The NABERS program aimed at commercial buildings has been a terrific success because market incentives were obvious to owners. Buildings with a high NABERS rating are “worth more”, he says, and attract greater interest from buyers and tenants. But rewards go beyond lower energy bills, with tenants claiming to be happier in a “cleaner” environment. “That’s something we want to explore in the residential space.”
The program isn’t hoping to crack open the doors of tenants’ premises to enforce some energy efficiency at home, however, although Flores hints it may be on the cards. Victoria is furthest ahead on that front, he says, with its Energy Efficiency Scorecard service due to be offered to households in early 2017.
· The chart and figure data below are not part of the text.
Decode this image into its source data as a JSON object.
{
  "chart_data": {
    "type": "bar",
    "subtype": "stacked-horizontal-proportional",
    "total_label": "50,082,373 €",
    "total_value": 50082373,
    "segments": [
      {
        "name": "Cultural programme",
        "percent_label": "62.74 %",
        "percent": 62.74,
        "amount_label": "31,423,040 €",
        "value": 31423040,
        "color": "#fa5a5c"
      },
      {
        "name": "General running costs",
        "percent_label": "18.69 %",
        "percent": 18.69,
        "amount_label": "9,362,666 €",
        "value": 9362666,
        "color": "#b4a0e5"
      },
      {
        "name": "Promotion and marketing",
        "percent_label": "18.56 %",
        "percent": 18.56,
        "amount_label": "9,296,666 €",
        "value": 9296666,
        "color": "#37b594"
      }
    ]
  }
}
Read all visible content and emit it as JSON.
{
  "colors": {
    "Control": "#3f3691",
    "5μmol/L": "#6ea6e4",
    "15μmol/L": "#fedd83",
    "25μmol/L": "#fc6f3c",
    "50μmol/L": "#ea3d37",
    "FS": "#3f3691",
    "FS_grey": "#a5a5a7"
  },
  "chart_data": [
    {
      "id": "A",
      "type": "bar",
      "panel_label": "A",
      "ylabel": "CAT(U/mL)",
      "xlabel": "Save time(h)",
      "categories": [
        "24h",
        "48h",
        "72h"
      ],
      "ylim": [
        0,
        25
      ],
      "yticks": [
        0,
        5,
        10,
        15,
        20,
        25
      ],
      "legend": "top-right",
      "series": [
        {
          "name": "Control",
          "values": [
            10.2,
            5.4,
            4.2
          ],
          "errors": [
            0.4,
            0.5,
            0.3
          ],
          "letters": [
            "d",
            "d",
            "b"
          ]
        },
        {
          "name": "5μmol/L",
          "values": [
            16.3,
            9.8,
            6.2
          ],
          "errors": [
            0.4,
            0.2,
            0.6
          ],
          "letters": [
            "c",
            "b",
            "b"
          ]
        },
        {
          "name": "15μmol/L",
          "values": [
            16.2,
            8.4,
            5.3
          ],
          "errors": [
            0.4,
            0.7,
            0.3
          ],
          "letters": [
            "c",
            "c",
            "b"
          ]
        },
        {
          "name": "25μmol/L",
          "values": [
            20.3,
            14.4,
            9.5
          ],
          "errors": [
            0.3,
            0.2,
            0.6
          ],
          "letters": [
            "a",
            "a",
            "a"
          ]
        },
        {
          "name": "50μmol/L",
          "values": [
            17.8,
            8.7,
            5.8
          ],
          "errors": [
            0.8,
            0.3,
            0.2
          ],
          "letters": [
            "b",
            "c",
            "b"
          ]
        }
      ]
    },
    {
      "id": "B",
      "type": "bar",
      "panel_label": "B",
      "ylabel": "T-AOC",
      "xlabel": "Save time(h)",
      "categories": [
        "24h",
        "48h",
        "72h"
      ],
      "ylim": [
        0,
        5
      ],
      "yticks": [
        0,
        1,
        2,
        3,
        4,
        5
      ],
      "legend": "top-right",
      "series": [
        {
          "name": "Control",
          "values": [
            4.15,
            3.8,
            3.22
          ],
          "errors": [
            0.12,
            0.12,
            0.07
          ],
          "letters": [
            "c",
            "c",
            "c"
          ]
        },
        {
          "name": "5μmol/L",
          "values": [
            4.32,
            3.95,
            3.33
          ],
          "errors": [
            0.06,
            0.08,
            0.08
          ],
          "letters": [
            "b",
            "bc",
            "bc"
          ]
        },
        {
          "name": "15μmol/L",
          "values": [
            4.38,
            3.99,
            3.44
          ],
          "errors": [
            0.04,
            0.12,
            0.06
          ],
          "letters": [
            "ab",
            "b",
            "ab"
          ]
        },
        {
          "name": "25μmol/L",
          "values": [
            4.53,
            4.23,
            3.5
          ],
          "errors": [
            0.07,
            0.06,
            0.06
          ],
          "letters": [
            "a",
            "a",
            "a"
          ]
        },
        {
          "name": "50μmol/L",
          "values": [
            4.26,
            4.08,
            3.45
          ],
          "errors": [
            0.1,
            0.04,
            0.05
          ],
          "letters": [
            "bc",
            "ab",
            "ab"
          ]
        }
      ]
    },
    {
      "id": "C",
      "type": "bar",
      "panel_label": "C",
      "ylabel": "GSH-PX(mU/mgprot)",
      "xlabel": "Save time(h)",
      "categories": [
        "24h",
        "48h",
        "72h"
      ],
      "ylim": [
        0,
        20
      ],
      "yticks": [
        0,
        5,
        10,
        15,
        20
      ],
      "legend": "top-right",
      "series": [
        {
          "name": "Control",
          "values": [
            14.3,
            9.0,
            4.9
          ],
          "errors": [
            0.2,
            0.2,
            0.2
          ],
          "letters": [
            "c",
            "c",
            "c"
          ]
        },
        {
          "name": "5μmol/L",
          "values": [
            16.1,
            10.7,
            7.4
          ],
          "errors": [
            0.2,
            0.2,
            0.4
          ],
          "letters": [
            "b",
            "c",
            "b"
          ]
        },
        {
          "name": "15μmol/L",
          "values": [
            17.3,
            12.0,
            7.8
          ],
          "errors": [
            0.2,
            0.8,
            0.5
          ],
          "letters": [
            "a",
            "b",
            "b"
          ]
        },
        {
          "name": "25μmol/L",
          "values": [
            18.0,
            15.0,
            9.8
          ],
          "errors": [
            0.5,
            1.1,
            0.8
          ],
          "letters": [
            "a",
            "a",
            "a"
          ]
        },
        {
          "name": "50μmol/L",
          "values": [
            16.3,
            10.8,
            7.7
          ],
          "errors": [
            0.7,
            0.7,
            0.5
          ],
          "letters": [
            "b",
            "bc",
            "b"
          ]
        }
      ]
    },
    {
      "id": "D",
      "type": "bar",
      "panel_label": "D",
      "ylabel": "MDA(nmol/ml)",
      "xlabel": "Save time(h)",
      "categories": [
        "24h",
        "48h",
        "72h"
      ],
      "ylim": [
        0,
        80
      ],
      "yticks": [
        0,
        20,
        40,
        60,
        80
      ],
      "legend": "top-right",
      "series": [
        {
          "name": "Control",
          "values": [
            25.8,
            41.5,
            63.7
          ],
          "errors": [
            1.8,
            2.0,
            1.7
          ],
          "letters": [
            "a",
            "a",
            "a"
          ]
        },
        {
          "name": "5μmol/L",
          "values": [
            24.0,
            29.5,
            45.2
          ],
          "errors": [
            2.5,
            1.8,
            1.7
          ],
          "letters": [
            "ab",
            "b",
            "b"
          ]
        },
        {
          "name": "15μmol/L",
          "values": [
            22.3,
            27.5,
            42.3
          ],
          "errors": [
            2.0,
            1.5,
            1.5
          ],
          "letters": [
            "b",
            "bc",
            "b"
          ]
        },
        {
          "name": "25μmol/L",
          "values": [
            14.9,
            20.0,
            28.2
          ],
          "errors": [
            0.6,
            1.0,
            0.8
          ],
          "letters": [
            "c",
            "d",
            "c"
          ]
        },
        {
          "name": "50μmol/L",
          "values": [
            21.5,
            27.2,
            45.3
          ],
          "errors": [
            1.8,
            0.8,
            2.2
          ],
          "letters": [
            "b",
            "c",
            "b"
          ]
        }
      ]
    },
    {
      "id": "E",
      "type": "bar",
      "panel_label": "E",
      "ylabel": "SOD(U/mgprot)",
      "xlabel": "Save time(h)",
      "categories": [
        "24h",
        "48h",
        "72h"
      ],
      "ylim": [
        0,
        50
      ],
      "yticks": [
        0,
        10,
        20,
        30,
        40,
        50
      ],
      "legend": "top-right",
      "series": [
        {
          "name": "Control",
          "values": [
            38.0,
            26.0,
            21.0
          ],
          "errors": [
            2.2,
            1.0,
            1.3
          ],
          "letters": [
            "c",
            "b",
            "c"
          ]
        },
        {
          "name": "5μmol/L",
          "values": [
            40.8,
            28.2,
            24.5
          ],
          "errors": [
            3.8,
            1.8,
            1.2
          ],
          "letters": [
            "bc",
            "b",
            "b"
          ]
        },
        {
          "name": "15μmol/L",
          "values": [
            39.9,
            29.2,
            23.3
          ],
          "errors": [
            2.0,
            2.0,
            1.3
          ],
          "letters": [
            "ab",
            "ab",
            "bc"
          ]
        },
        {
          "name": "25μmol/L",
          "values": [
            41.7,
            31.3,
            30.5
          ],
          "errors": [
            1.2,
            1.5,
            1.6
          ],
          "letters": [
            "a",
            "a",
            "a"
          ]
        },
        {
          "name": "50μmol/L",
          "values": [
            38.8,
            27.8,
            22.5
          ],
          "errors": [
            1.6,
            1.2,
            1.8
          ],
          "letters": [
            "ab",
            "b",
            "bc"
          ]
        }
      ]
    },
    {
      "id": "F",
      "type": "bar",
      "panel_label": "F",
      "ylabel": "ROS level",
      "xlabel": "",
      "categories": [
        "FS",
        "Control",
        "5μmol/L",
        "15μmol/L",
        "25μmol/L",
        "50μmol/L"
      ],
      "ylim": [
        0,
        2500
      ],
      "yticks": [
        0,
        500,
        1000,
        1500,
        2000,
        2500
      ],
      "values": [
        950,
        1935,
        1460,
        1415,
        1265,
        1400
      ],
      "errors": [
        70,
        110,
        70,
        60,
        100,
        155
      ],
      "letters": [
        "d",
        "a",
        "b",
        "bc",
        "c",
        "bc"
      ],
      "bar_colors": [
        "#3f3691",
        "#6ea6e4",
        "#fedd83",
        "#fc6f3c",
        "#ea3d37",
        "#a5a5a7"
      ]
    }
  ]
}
A trial of the energy rating service in 45 homes early this year found 85% of homes were uncomfortable in hot weather, heating was the largest cost in 78% of homes and 65% of residents could save money by improving the efficiency of their heating and sealing gaps.
The average efficiency rating for the sample of homes was three stars out of 10.
When it’s ready the residential NABERS scheme will also provide opportunities for sharing central plants, Flores says, including boilers and HVAC. “[In the commercial program] we’ve seen a lot of shared equipment installed to maximise the efficiency of all the buildings combined.”
In some parts of the world he says developers are rewarded with an extra floor for meeting or exceeding an excellent sustainability standard. That’s good for some, but what if it shades the neighbour’s rooftop solar system?